Embodiment 1	0.2	0.2	L2	L2	L2
Embodiment 2	0.5	0.4	L2	L2	L2
Comparative	0	0	L1	L1	L1
Example 1
Comparative	0.1	0.1	L2	L2	L2
Example 2
Comparative	0.7	0.6	L5	L4	L5
Example 3

	TABLE 3
	Criteria Level	Criterion
	L0	No abnormal
	L1	Leak, External Temperature <150° C.
	L2	External Temperature <200° C.
	L3	Smoke, External Temperature >200° C.
	L4	Flame
	L5	Explosion

Referring to Table 2 and Table 3, in the case of the rechargeable lithium batteries using the negative electrodes of Embodiment 1 and Embodiment 2, it may be expected that ion channels are effectively reduced or suppressed during thermal runaway caused by physical impact, and that a shut-down function may be achieved early. In addition, the rechargeable lithium battery using the negative electrode of Comparative Example 3 is vulnerable to external impact. It may be ascertained that an excessive increase in depth and diameter of the hole of the negative electrode active material layer may have a negative effect on battery stability.

A negative electrode for a rechargeable lithium battery according to the present disclosure may achieve a high capacity through a silicon-containing active material layer, and may reduce a variation in volume of the silicon active material layer though an adjacent buffer layer (carbon layer).

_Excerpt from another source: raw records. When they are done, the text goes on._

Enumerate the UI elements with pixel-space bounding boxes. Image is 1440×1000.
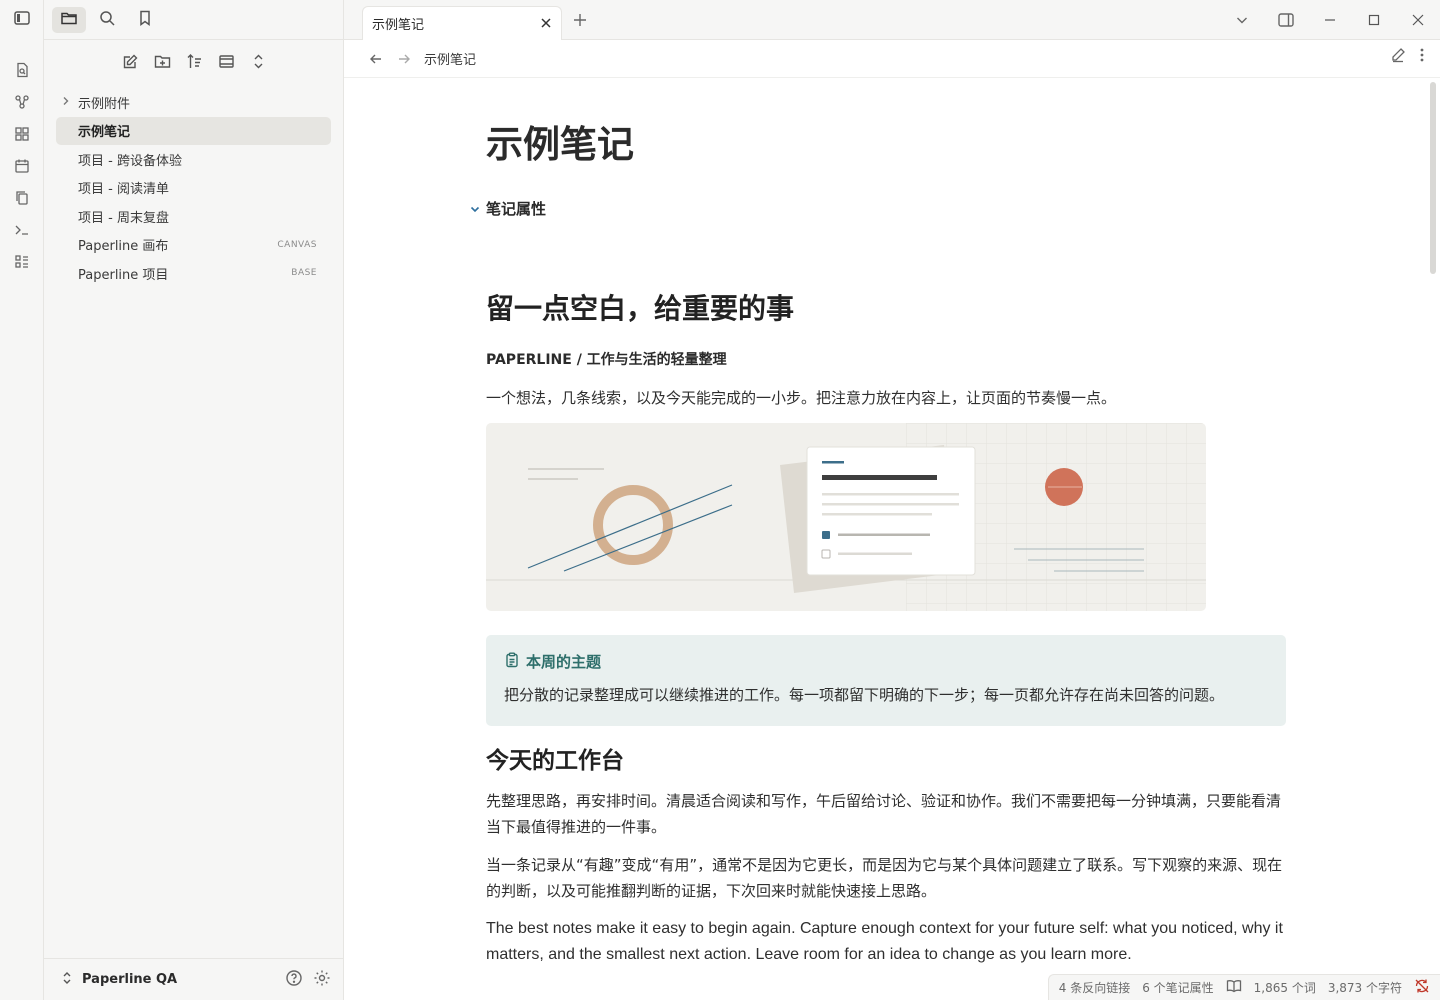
vault-switcher[interactable]: Paperline QA xyxy=(60,971,285,989)
reading-view-icon[interactable] xyxy=(1226,979,1242,996)
graph-view-icon[interactable] xyxy=(0,86,44,118)
maximize-icon[interactable] xyxy=(1352,0,1396,40)
file-explorer-actions xyxy=(44,40,343,82)
collapse-view-icon[interactable] xyxy=(210,47,242,75)
toggle-sidebar-icon[interactable] xyxy=(13,9,31,31)
back-arrow-icon[interactable] xyxy=(362,45,390,73)
hero-illustration xyxy=(486,423,1206,611)
tab-bookmarks[interactable] xyxy=(128,7,162,33)
new-folder-icon[interactable] xyxy=(146,47,178,75)
tab-search[interactable] xyxy=(90,7,124,33)
window-close-icon[interactable] xyxy=(1396,0,1440,40)
tree-item-cross-device[interactable]: 项目 - 跨设备体验 xyxy=(56,145,331,173)
tab-bar: 示例笔记 xyxy=(344,0,1440,40)
tree-item-weekend-review[interactable]: 项目 - 周末复盘 xyxy=(56,202,331,230)
breadcrumb[interactable]: 示例笔记 xyxy=(424,49,476,68)
clipboard-icon xyxy=(504,652,520,672)
lead-paragraph: 一个想法，几条线索，以及今天能完成的一小步。把注意力放在内容上，让页面的节奏慢一… xyxy=(486,389,1117,407)
tree-folder-attachments[interactable]: 示例附件 xyxy=(56,88,331,116)
tree-item-base[interactable]: Paperline 项目 BASE xyxy=(56,259,331,287)
file-explorer-sidebar: 示例附件 示例笔记 项目 - 跨设备体验 项目 - 阅读清单 项目 - 周末复盘… xyxy=(44,0,344,1000)
properties-count[interactable]: 6 个笔记属性 xyxy=(1142,979,1213,996)
tree-item-label: 示例笔记 xyxy=(78,125,131,140)
body-paragraph: 先整理思路，再安排时间。清晨适合阅读和写作，午后留给讨论、验证和协作。我们不需要… xyxy=(486,792,1282,836)
char-count: 3,873 个字符 xyxy=(1327,981,1402,995)
file-tree: 示例附件 示例笔记 项目 - 跨设备体验 项目 - 阅读清单 项目 - 周末复盘… xyxy=(44,82,343,287)
tree-item-label: 项目 - 周末复盘 xyxy=(78,210,169,226)
minimize-icon[interactable] xyxy=(1308,0,1352,40)
kicker-text: PAPERLINE / 工作与生活的轻量整理 xyxy=(486,352,727,368)
search-icon xyxy=(98,9,116,31)
file-type-badge: BASE xyxy=(291,268,317,278)
ribbon xyxy=(0,0,44,1000)
canvas-icon[interactable] xyxy=(0,118,44,150)
terminal-icon[interactable] xyxy=(0,214,44,246)
word-count: 1,865 个词 xyxy=(1253,981,1316,995)
forward-arrow-icon[interactable] xyxy=(390,45,418,73)
close-icon[interactable] xyxy=(539,16,553,30)
tree-item-reading-list[interactable]: 项目 - 阅读清单 xyxy=(56,174,331,202)
vault-footer: Paperline QA xyxy=(44,958,343,1000)
more-options-icon[interactable] xyxy=(1420,47,1424,67)
folder-icon xyxy=(60,9,78,31)
status-bar: 4 条反向链接 6 个笔记属性 1,865 个词 3,873 个字符 xyxy=(1047,974,1440,1000)
chevron-down-icon xyxy=(464,203,486,215)
tree-item-label: 项目 - 跨设备体验 xyxy=(78,153,182,169)
tree-item-label: Paperline 画布 xyxy=(78,239,169,254)
toggle-right-sidebar-icon[interactable] xyxy=(1264,0,1308,40)
callout-title-text: 本周的主题 xyxy=(526,653,602,671)
expand-collapse-icon[interactable] xyxy=(242,47,274,75)
properties-toggle[interactable]: 笔记属性 xyxy=(464,198,1286,219)
new-note-icon[interactable] xyxy=(114,47,146,75)
backlinks-count[interactable]: 4 条反向链接 xyxy=(1059,979,1130,996)
tab-label: 示例笔记 xyxy=(372,18,425,33)
body-paragraph: 当一条记录从“有趣”变成“有用”，通常不是因为它更长，而是因为它与某个具体问题建… xyxy=(486,856,1283,900)
calendar-icon[interactable] xyxy=(0,150,44,182)
tab-files[interactable] xyxy=(52,6,86,33)
subsection-heading: 今天的工作台 xyxy=(486,748,624,774)
section-heading: 留一点空白，给重要的事 xyxy=(486,292,795,325)
bookmark-icon xyxy=(136,9,154,31)
new-tab-plus-icon[interactable] xyxy=(572,12,588,32)
callout-title: 本周的主题 xyxy=(504,651,1268,672)
chevron-up-down-icon xyxy=(60,971,74,989)
file-type-badge: CANVAS xyxy=(277,239,317,250)
sidebar-tab-bar xyxy=(44,0,343,40)
callout-box: 本周的主题 把分散的记录整理成可以继续推进的工作。每一项都留下明确的下一步；每一… xyxy=(486,635,1286,726)
daily-note-search-icon[interactable] xyxy=(0,54,44,86)
sort-icon[interactable] xyxy=(178,47,210,75)
sync-off-icon[interactable] xyxy=(1414,978,1430,997)
tree-item-canvas[interactable]: Paperline 画布 CANVAS xyxy=(56,231,331,259)
properties-label: 笔记属性 xyxy=(486,200,547,218)
tree-item-label: 示例附件 xyxy=(78,96,131,112)
settings-gear-icon[interactable] xyxy=(313,969,331,991)
tab-example-note[interactable]: 示例笔记 xyxy=(362,6,562,40)
layout-list-icon[interactable] xyxy=(0,246,44,278)
editor-area: 示例笔记 示例笔记 示例笔记 笔记属性 留一点空白，给重要的事 PAPERLIN… xyxy=(344,0,1440,1000)
copy-icon[interactable] xyxy=(0,182,44,214)
vault-name: Paperline QA xyxy=(82,972,178,987)
note-title[interactable]: 示例笔记 xyxy=(486,120,1286,170)
help-icon[interactable] xyxy=(285,969,303,991)
tree-item-label: Paperline 项目 xyxy=(78,267,169,283)
window-controls xyxy=(1220,0,1440,40)
tree-item-label: 项目 - 阅读清单 xyxy=(78,182,169,197)
chevron-right-icon xyxy=(60,95,72,111)
edit-pencil-icon[interactable] xyxy=(1390,47,1406,67)
tree-item-example-note[interactable]: 示例笔记 xyxy=(56,116,331,145)
callout-body: 把分散的记录整理成可以继续推进的工作。每一项都留下明确的下一步；每一页都允许存在… xyxy=(504,686,1225,704)
view-header: 示例笔记 xyxy=(344,40,1440,78)
tab-list-chevron-down-icon[interactable] xyxy=(1220,0,1264,40)
body-paragraph: The best notes make it easy to begin aga… xyxy=(486,920,1283,963)
scrollbar-thumb[interactable] xyxy=(1430,82,1436,274)
note-content: 示例笔记 笔记属性 留一点空白，给重要的事 PAPERLINE / 工作与生活的… xyxy=(470,80,1286,968)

Moreover, movement speeds of lithium ions may be increased through a hole configured to allow the active material layer to contact an electrolyte. As a result, the rechargeable lithium battery according to the present disclosure may have an improved or desired capacity and a superior charge/discharge rate.

While this disclosure has been described in connection with what is presently considered to be example embodiments, it is to be understood that the present disclosure is not limited to the disclosed example embodiments and is intended to cover various modifications and equivalent arrangements included within the spirit and scope of the appended claims, and therefore the aforementioned example embodiments should be understood to not limit this disclosure in any way.